All of that being said, apparently I fell in shit and came up smelling like roses.  I’m still not quite sure how it happened.  I managed to squeak myself 12 minutes past the hard stop.  I must have sounded more intelligent than I thought, because I’m convinced at one point I was reduced to toddler babble – “I want job!  I want job!  Waaaaaahhhhh!  You give me!!!!” because she then informed me of the next steps in the process and told me “Don’t freak out if you don’t hear from me within a week or even two weeks.  With the holiday it is going to be hard to coordinate (proceeds to spout off what seems like 20 names and titles that will be part of the process) everyone’s schedules to get a date to conduct the interviews.”
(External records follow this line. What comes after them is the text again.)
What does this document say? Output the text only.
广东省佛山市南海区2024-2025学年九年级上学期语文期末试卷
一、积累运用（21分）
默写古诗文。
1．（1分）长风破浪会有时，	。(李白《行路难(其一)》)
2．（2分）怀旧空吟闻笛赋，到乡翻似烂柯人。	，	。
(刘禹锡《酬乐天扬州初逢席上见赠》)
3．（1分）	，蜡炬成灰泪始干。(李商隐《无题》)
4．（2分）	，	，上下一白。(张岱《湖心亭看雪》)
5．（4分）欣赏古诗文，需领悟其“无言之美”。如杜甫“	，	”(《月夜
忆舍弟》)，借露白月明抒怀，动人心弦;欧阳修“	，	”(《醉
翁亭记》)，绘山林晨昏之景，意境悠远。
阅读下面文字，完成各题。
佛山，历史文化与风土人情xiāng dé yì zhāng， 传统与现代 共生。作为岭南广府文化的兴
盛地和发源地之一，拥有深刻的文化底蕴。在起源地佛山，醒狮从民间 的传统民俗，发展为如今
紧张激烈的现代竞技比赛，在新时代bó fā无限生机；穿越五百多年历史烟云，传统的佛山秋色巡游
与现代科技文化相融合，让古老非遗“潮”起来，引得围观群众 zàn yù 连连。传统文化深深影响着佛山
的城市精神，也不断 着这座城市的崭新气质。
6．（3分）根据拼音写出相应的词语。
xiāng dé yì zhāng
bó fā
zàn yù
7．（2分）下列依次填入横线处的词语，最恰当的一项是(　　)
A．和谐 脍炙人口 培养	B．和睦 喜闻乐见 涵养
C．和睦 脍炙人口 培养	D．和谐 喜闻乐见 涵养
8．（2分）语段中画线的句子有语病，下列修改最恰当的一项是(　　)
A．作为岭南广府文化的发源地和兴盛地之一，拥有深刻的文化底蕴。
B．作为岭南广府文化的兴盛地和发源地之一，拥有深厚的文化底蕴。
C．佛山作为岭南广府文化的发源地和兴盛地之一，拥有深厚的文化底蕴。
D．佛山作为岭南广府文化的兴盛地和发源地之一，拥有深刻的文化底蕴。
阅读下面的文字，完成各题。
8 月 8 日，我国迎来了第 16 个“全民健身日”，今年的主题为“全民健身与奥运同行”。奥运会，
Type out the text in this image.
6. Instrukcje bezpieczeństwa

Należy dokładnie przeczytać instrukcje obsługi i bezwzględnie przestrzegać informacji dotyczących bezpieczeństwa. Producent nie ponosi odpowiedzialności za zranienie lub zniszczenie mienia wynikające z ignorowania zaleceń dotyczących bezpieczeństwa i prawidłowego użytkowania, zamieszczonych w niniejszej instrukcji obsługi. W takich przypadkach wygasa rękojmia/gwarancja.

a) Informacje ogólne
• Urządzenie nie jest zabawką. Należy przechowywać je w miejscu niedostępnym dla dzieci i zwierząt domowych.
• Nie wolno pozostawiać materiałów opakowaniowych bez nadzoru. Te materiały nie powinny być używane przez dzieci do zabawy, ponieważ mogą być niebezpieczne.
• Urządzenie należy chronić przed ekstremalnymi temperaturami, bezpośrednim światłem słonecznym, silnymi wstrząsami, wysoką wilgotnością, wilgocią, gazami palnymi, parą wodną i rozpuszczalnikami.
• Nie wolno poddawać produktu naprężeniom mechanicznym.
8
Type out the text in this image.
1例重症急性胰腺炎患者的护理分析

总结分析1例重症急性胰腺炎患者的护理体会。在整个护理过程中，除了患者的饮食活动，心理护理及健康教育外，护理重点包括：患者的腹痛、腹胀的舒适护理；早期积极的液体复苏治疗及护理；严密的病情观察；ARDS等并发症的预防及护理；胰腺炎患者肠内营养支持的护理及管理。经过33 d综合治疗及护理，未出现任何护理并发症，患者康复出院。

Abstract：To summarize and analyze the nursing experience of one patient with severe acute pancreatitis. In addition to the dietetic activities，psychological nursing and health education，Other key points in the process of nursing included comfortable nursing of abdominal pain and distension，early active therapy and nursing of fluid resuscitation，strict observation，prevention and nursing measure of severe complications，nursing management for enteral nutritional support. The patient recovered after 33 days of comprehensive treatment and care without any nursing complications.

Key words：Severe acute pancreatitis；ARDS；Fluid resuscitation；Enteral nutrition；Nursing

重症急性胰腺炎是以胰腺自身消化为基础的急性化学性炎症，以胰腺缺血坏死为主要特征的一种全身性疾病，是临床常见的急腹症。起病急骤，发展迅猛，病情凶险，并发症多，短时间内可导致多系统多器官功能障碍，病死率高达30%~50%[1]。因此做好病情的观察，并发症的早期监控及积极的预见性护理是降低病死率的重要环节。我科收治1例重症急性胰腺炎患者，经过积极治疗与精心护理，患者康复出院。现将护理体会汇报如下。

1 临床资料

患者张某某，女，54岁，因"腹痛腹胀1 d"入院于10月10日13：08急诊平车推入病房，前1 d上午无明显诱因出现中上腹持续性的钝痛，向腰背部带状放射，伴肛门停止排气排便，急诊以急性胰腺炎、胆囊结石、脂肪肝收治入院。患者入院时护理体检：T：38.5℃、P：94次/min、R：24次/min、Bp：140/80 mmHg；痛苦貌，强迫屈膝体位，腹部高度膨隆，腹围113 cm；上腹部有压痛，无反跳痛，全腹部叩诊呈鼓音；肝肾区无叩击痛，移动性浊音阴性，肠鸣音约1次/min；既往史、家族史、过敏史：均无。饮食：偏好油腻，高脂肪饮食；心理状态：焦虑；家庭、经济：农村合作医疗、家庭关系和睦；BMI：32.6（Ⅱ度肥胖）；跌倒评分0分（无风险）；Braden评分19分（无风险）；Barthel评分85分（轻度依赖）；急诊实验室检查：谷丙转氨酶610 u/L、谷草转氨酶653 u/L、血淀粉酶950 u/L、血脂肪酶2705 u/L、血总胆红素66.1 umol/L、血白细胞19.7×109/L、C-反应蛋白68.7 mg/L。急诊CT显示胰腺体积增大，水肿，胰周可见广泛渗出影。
So . . . apparently I made it to the next round.  I’m pretty sure she would have dashed my hopes and dreams quite gleefully (she did defrost quite a bit within the first 10 minutes though – apparently I can be charming while staring at myself in the mirror and chatting) if I wasn’t going to be asked in for a face-to-face interview with what seems to be a firing squad of people.  Fingers crossed . . . I actually really, really like the sound of this job.

About City Chick

I am a thirty something gal living in the ultimate Mid-Western state who loves shoes, sunshine and her critters. I try to find the humor in life because I figure that laughing is better than crying - unless I'm crying because I am laughing so hard. In general, I admit to having a pretty lovely life although I've certainly hit my fair share of bumps and unexpected path divergences along the way. I worry about getting too lost in my own head and thoughts and I used to really enjoy documenting adventures in a friend's farm blog, so I thought I'd take a crack at it for just myself. This is a place where I'm thinking through things and giving my mind some freedom just to sort through my experiences. I'm hopeful one day this will just turn into a way to document my little adventures and thoughts in a humorous, slice of life way. I always wanted to write a book and I'm not sure I'll ever do it, but this satisfies that creative urge for right now.